- Prep-time: / Ready In:
- Makes 8 palm-size burgers
- Serving size: 1 patty
- Print/save recipe
An expanded version of the basic plant burger recipe, this burger has been specifically hailed as a huge hit with families transitioning to plant-based eating. Try serving with avocado, tomato slices, and salsa.
Find this recipe and more in the Forks Over Knives Recipe App.
Ingredients
Base
- 1 (15-ounce) can pinto or black beans, rinsed and drained (about 1½ cups)
- 1 cup cooked short-grain brown rice
Vegetables/nuts
- 1½ cups total (in any combination) canned green chilies (drained), corn, onion, black olives, cilantro
- ¼ cup chopped nuts, such as walnuts, almonds, and/or pine nuts (optional; see note)
Binder
- 1 cup quick-cooking oatmeal or bread crumbs
Seasonings
- 1 teaspoon garlic powder
- 2 teaspoons ground cumin
- 2 teaspoons chili powder
- 1 teaspoon chipotle powder
- ½–1 teaspoon crushed red pepper flakes (if you like it hot!)
Moistener
- 2–3 tablespoons salsa, as needed
Crisp Coating
- ¼ cup cornmeal or garbanzo flour (more as needed)
Instructions
- Lightly pulse the beans in a food processor, leaving some chunks for texture, or partially mash them with a potato masher. Place the beans into a large bowl, along with the rice.
- Finely chop the raw vegetables. I use my food processor, first cutting the vegetables into 1-inch pieces and then pulsing until finely chopped. Add the vegetables to the bowl with the beans and rice.
- Add the binder and seasonings to the bowl, and knead to make the mixture workable for forming burgers. Add the moistener, 1 tablespoon at a time, if the burgers don’t hold together well. Chill for an hour or more, if time allows.
- Form the mixture into palm-size patties about ⅜-inch thick.
- Place the cornmeal or chickpea flour coating on a plate. Gently coat both sides of each burger, one at a time. Roll the edges against a flat surface to make a round shape with flat sides, and pat the coating onto the sides as well. This adds a nice crispy surface and helps the burgers keep their shape.

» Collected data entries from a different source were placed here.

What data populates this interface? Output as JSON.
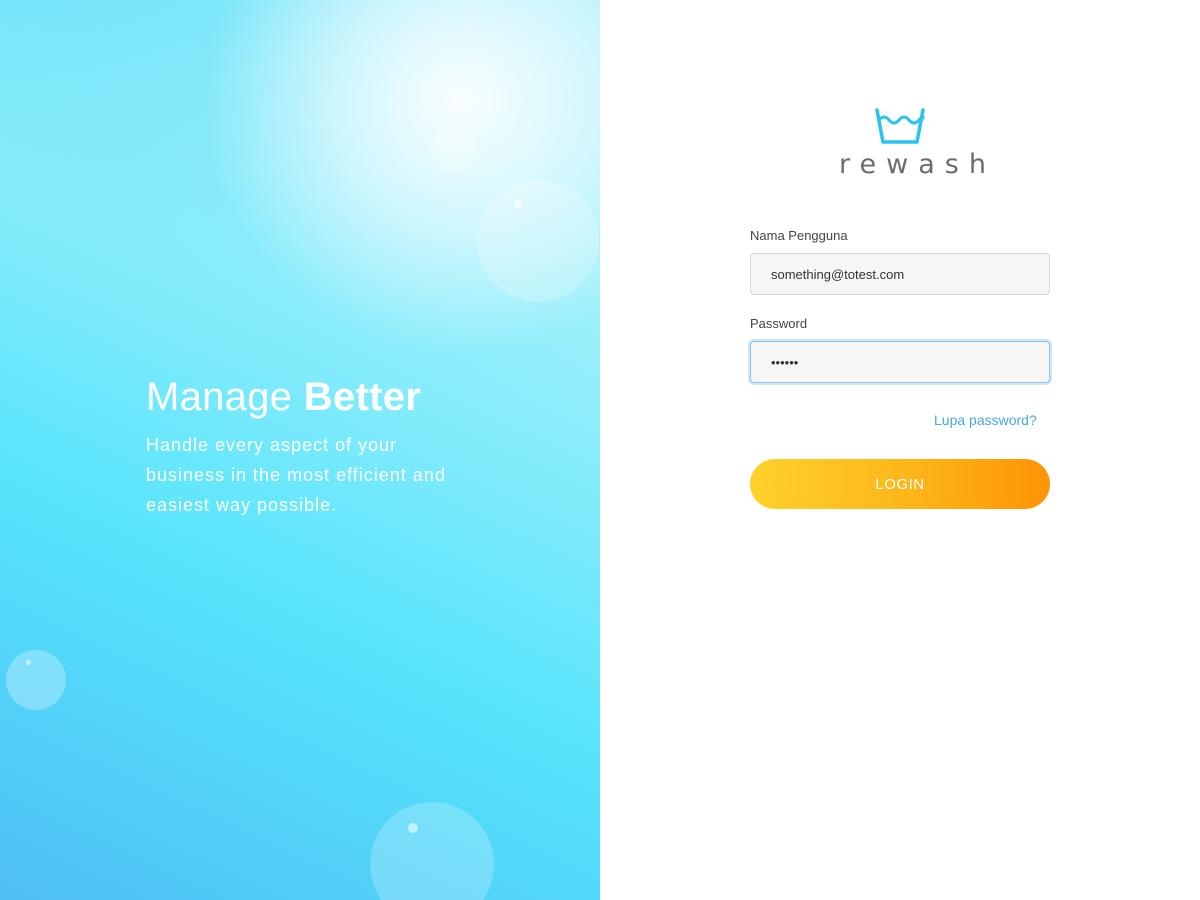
{
  "hero": {
    "title_regular": "Manage ",
    "title_bold": "Better",
    "subtitle": "Handle every aspect of your business in the most efficient and easiest way possible."
  },
  "logo": {
    "icon": "wash-basin-icon",
    "text": "rewash"
  },
  "form": {
    "username_label": "Nama Pengguna",
    "username_value": "something@totest.com",
    "password_label": "Password",
    "password_value": "123456",
    "forgot_label": "Lupa password?",
    "login_label": "LOGIN"
  },
  "colors": {
    "brand_cyan": "#29c4ee",
    "link_blue": "#49a6e8",
    "button_start": "#ffd12b",
    "button_end": "#ff9305"
  }
}
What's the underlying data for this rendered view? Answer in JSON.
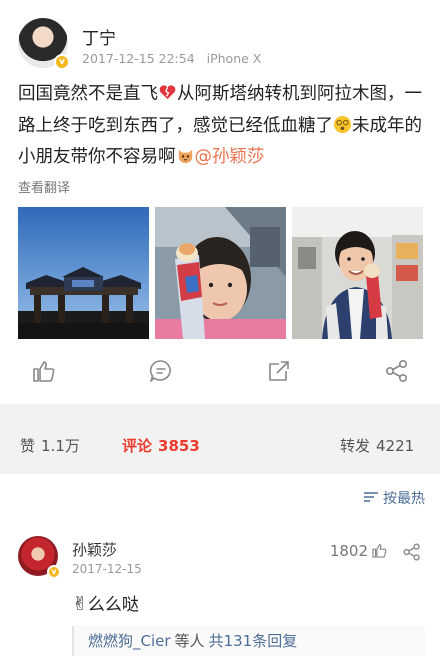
{
  "post": {
    "username": "丁宁",
    "timestamp": "2017-12-15 22:54",
    "device": "iPhone X",
    "content_part1": "回国竟然不是直飞",
    "content_part2": "从阿斯塔纳转机到阿拉木图，一路上终于吃到东西了，感觉已经低血糖了",
    "content_part3": "未成年的小朋友带你不容易啊",
    "mention": "@孙颖莎",
    "translate_label": "查看翻译",
    "images": [
      "photo-arch-gate",
      "photo-woman-selfie-icecream",
      "photo-boy-icecream"
    ],
    "verified_badge": "v"
  },
  "actions": {
    "icons": [
      "like-icon",
      "comment-icon",
      "repost-icon",
      "share-icon"
    ]
  },
  "stats": {
    "likes_label": "赞",
    "likes_count": "1.1万",
    "comments_label": "评论",
    "comments_count": "3853",
    "reposts_label": "转发",
    "reposts_count": "4221"
  },
  "comments": {
    "sort_label": "按最热",
    "items": [
      {
        "username": "孙颖莎",
        "date": "2017-12-15",
        "like_count": "1802",
        "text": "么么哒",
        "reply_users": "燃燃狗_Cier",
        "reply_mid": "等人",
        "reply_total": "共131条回复"
      }
    ]
  },
  "colors": {
    "accent_red": "#eb3b2f",
    "mention_orange": "#eb7350",
    "link_blue": "#4d6e97",
    "verified_gold": "#f6b81c"
  }
}
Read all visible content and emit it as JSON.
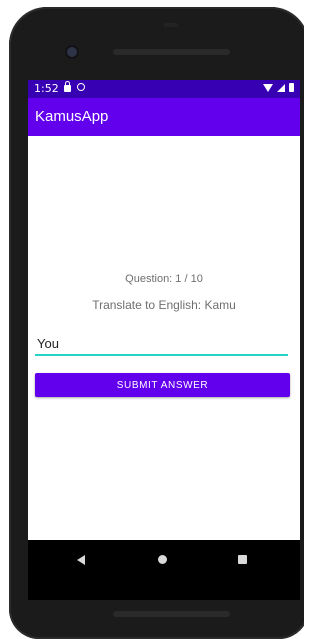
{
  "status_bar": {
    "time": "1:52",
    "left_icons": [
      "lock-icon",
      "sync-icon"
    ],
    "right_icons": [
      "wifi-icon",
      "signal-icon",
      "battery-icon"
    ]
  },
  "app_bar": {
    "title": "KamusApp"
  },
  "quiz": {
    "question_counter": "Question: 1 / 10",
    "prompt": "Translate to English: Kamu",
    "answer_value": "You",
    "submit_label": "SUBMIT ANSWER"
  },
  "nav_bar": {
    "buttons": [
      "back-icon",
      "home-icon",
      "recents-icon"
    ]
  },
  "colors": {
    "primary": "#6200ee",
    "primary_dark": "#3700b3",
    "accent": "#26d3c4"
  }
}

- Cook the burgers in a nonstick pan over medium heat for 5 minutes, then turn and cook the other side for 4 to 5 minutes more. You can also bake the burgers on a baking sheet at 350°F for about 20 minutes.
- Serve on buns or alone with your favorite condiments. Expect a savory, soft texture and a thin, crisp crust.
Notes:
Rice: Short-grain brown rice has a stickiness that holds the burgers together; substituting long-grain rice or another grain may result in a burger that falls apart more easily. For a more savory flavor, cook the rice in vegetable broth instead of water.
Nuts: While the nuts add texture and flavor, you can eliminate them to reduce fat content.
Per serving (1 patty): 214 calories, 38 g carbohydrates, 7 g protein, 4.7 g total fat, 0.6 g saturated fat, 0 g cholesterol, 163 mg sodium, 5.6 g fiber, 2 g sugar
Note: Nutritional information is provided as an estimate only.
Comments (3)
(5 from 2 votes)These sound delicious. I made the mixture but have not cooked them yet. Can I freeze left over, if so cooked or raw? Thanks
Yum! These were easy to make and oh so tasty. My added veggies were 1 cup corn kernels, 4 oz diced green Chiles, and cilantro leaves. I baked them in the oven on a SILPAT mat; probably didn't need the SILPAT, since the cornmeal would have kept them from sticking. Next time I will bake them without the SILPAT to get them better browned. Thanks for the recipe!
This is my current favorite veggie burger. The best part about this recipe is that the burger only needs some salsa for condiment. No sugary ketchup required or even desired! Add a little guacamole and it tastes like a wonderful Mexican meal.